Notice: girls on stage, dudes with hand-flapping action facing stage, motherfucker wearing a Raiders hat, didn't notice that until just now.
I did a jello shot, which in Japan is a jello sphere of vodka surrounded by club soda (fucking ingenious) to Eiffel 65, then danced until about 4:30AM.Rode my bike home, past the river, past the vending machines, past the curious dead thing, past the three 7/11s en route, past the man who looked like he was giving himself directions, past the umpteenth pedestrian ramp just slightly raised above the street, high enough so it would yield a significant bump. Stopped at Sukiya for my second bowl of raw egg and donburi over green onions and rice, stopped at Lawson's ¥100 Store for some bacon and crappy juice, got home and collapsed around 5:30AM.
Next day, I felt fine, though still sore. One can easily spend $50 on alcohol in Japan without getting a hangover, or $2 and face severe headcrush. Ate a breakfast of fried yam slices and bacon over rice, and headed off to school. Suddenly, in the Fushimi station (local subway station) I had a terrible urge to shit. But I didn't have time, because if I missed this train I would be late for school. OK NVM this is one of the two times I can be late. Rushed downstairs. Here's where it gets graphic. Afterward, there was blood. Enough blood, I thought, to warrant concern. "OMG" I thought, "I have Crohn's disease I knew it! OMG I have internal hemorrhaging from riding my bike too much. OMG OMG OMG I'm going to have to leave Japan NO!" Needless to say by the time I got to school I felt like death and was going into shock. And I was late. For the rest of the day, I was really convinced I was going to have to go back to SF to die.

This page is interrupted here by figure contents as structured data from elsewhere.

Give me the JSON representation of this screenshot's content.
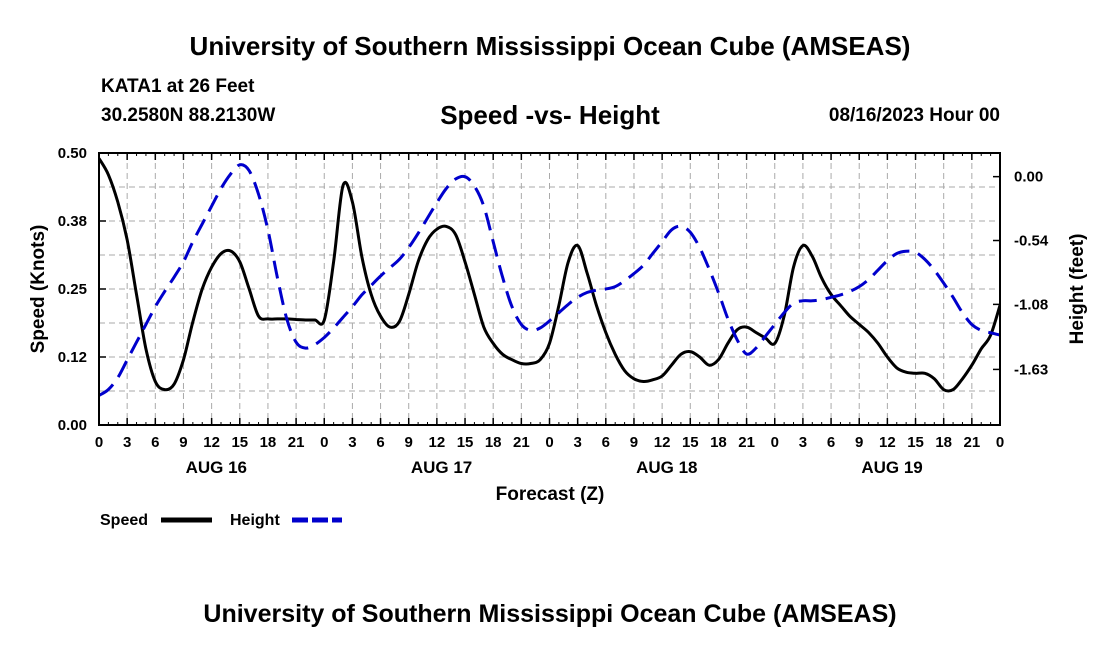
{
  "header": {
    "title": "University of Southern Mississippi Ocean Cube (AMSEAS)",
    "station": "KATA1 at 26 Feet",
    "coords": "30.2580N  88.2130W",
    "chart_title": "Speed -vs- Height",
    "datetime": "08/16/2023 Hour 00"
  },
  "footer": {
    "title": "University of Southern Mississippi Ocean Cube (AMSEAS)"
  },
  "colors": {
    "speed": "#000000",
    "height": "#0000cc",
    "grid": "#aaaaaa"
  },
  "chart_data": {
    "type": "line",
    "title": "Speed -vs- Height",
    "xlabel": "Forecast (Z)",
    "ylabel": "Speed (Knots)",
    "y2label": "Height (feet)",
    "xlim": [
      0,
      96
    ],
    "ylim": [
      0,
      0.5
    ],
    "y2lim": [
      -2.1,
      0.2
    ],
    "yticks": [
      "0.00",
      "0.12",
      "0.25",
      "0.38",
      "0.50"
    ],
    "y2ticks": [
      "0.00",
      "-0.54",
      "-1.08",
      "-1.63"
    ],
    "xticks": [
      "0",
      "3",
      "6",
      "9",
      "12",
      "15",
      "18",
      "21",
      "0",
      "3",
      "6",
      "9",
      "12",
      "15",
      "18",
      "21",
      "0",
      "3",
      "6",
      "9",
      "12",
      "15",
      "18",
      "21",
      "0",
      "3",
      "6",
      "9",
      "12",
      "15",
      "18",
      "21",
      "0"
    ],
    "day_labels": [
      "AUG 16",
      "AUG 17",
      "AUG 18",
      "AUG 19"
    ],
    "legend": [
      "Speed",
      "Height"
    ],
    "legend_position": "bottom-left",
    "series": [
      {
        "name": "Speed",
        "axis": "left",
        "style": "solid",
        "x": [
          0,
          1,
          2,
          3,
          4,
          5,
          6,
          7,
          8,
          9,
          10,
          11,
          12,
          13,
          14,
          15,
          16,
          17,
          18,
          19,
          20,
          21,
          22,
          23,
          24,
          25,
          26,
          27,
          28,
          29,
          30,
          31,
          32,
          33,
          34,
          35,
          36,
          37,
          38,
          39,
          40,
          41,
          42,
          43,
          44,
          45,
          46,
          47,
          48,
          49,
          50,
          51,
          52,
          53,
          54,
          55,
          56,
          57,
          58,
          59,
          60,
          61,
          62,
          63,
          64,
          65,
          66,
          67,
          68,
          69,
          70,
          71,
          72,
          73,
          74,
          75,
          76,
          77,
          78,
          79,
          80,
          81,
          82,
          83,
          84,
          85,
          86,
          87,
          88,
          89,
          90,
          91,
          92,
          93,
          94,
          95,
          96
        ],
        "values": [
          0.49,
          0.46,
          0.41,
          0.34,
          0.24,
          0.14,
          0.08,
          0.065,
          0.075,
          0.12,
          0.19,
          0.25,
          0.29,
          0.315,
          0.32,
          0.3,
          0.25,
          0.2,
          0.195,
          0.195,
          0.195,
          0.194,
          0.193,
          0.193,
          0.193,
          0.3,
          0.44,
          0.41,
          0.31,
          0.24,
          0.2,
          0.18,
          0.19,
          0.24,
          0.3,
          0.34,
          0.36,
          0.365,
          0.35,
          0.3,
          0.24,
          0.18,
          0.15,
          0.13,
          0.12,
          0.113,
          0.113,
          0.12,
          0.15,
          0.22,
          0.3,
          0.33,
          0.28,
          0.22,
          0.17,
          0.13,
          0.1,
          0.085,
          0.08,
          0.083,
          0.09,
          0.11,
          0.13,
          0.135,
          0.125,
          0.11,
          0.12,
          0.15,
          0.175,
          0.18,
          0.17,
          0.16,
          0.15,
          0.2,
          0.29,
          0.33,
          0.31,
          0.27,
          0.24,
          0.22,
          0.2,
          0.185,
          0.17,
          0.15,
          0.125,
          0.105,
          0.097,
          0.095,
          0.095,
          0.085,
          0.065,
          0.065,
          0.085,
          0.11,
          0.14,
          0.165,
          0.22
        ]
      },
      {
        "name": "Height",
        "axis": "right",
        "style": "dashed",
        "x": [
          0,
          1,
          2,
          3,
          4,
          5,
          6,
          7,
          8,
          9,
          10,
          11,
          12,
          13,
          14,
          15,
          16,
          17,
          18,
          19,
          20,
          21,
          22,
          23,
          24,
          25,
          26,
          27,
          28,
          29,
          30,
          31,
          32,
          33,
          34,
          35,
          36,
          37,
          38,
          39,
          40,
          41,
          42,
          43,
          44,
          45,
          46,
          47,
          48,
          49,
          50,
          51,
          52,
          53,
          54,
          55,
          56,
          57,
          58,
          59,
          60,
          61,
          62,
          63,
          64,
          65,
          66,
          67,
          68,
          69,
          70,
          71,
          72,
          73,
          74,
          75,
          76,
          77,
          78,
          79,
          80,
          81,
          82,
          83,
          84,
          85,
          86,
          87,
          88,
          89,
          90,
          91,
          92,
          93,
          94,
          95,
          96
        ],
        "values": [
          -1.85,
          -1.8,
          -1.7,
          -1.55,
          -1.4,
          -1.25,
          -1.1,
          -0.97,
          -0.85,
          -0.72,
          -0.55,
          -0.4,
          -0.25,
          -0.1,
          0.02,
          0.1,
          0.05,
          -0.15,
          -0.45,
          -0.85,
          -1.2,
          -1.4,
          -1.45,
          -1.42,
          -1.36,
          -1.28,
          -1.19,
          -1.1,
          -1.0,
          -0.92,
          -0.84,
          -0.77,
          -0.7,
          -0.6,
          -0.48,
          -0.35,
          -0.22,
          -0.1,
          -0.02,
          0.0,
          -0.08,
          -0.25,
          -0.55,
          -0.85,
          -1.1,
          -1.25,
          -1.3,
          -1.28,
          -1.22,
          -1.15,
          -1.08,
          -1.02,
          -0.98,
          -0.96,
          -0.95,
          -0.93,
          -0.88,
          -0.82,
          -0.75,
          -0.65,
          -0.55,
          -0.45,
          -0.42,
          -0.47,
          -0.6,
          -0.78,
          -0.98,
          -1.2,
          -1.38,
          -1.5,
          -1.45,
          -1.35,
          -1.25,
          -1.15,
          -1.07,
          -1.05,
          -1.05,
          -1.04,
          -1.02,
          -1.0,
          -0.97,
          -0.93,
          -0.87,
          -0.79,
          -0.71,
          -0.65,
          -0.63,
          -0.64,
          -0.7,
          -0.79,
          -0.9,
          -1.02,
          -1.15,
          -1.25,
          -1.3,
          -1.32,
          -1.34
        ]
      }
    ]
  }
}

So what is the moral of this story, dear reader?
It turns out that I most likely just have internal hemorrhoids, probably from the severe change in diet, or maybe from straining too hard. Maybe that's the lesson. Party as hard as you can, just don't poop too hard.
Um... lesson learned...?
Hang in there poop brother. There may be no blood in mine, but it ain't no crystal stair, either.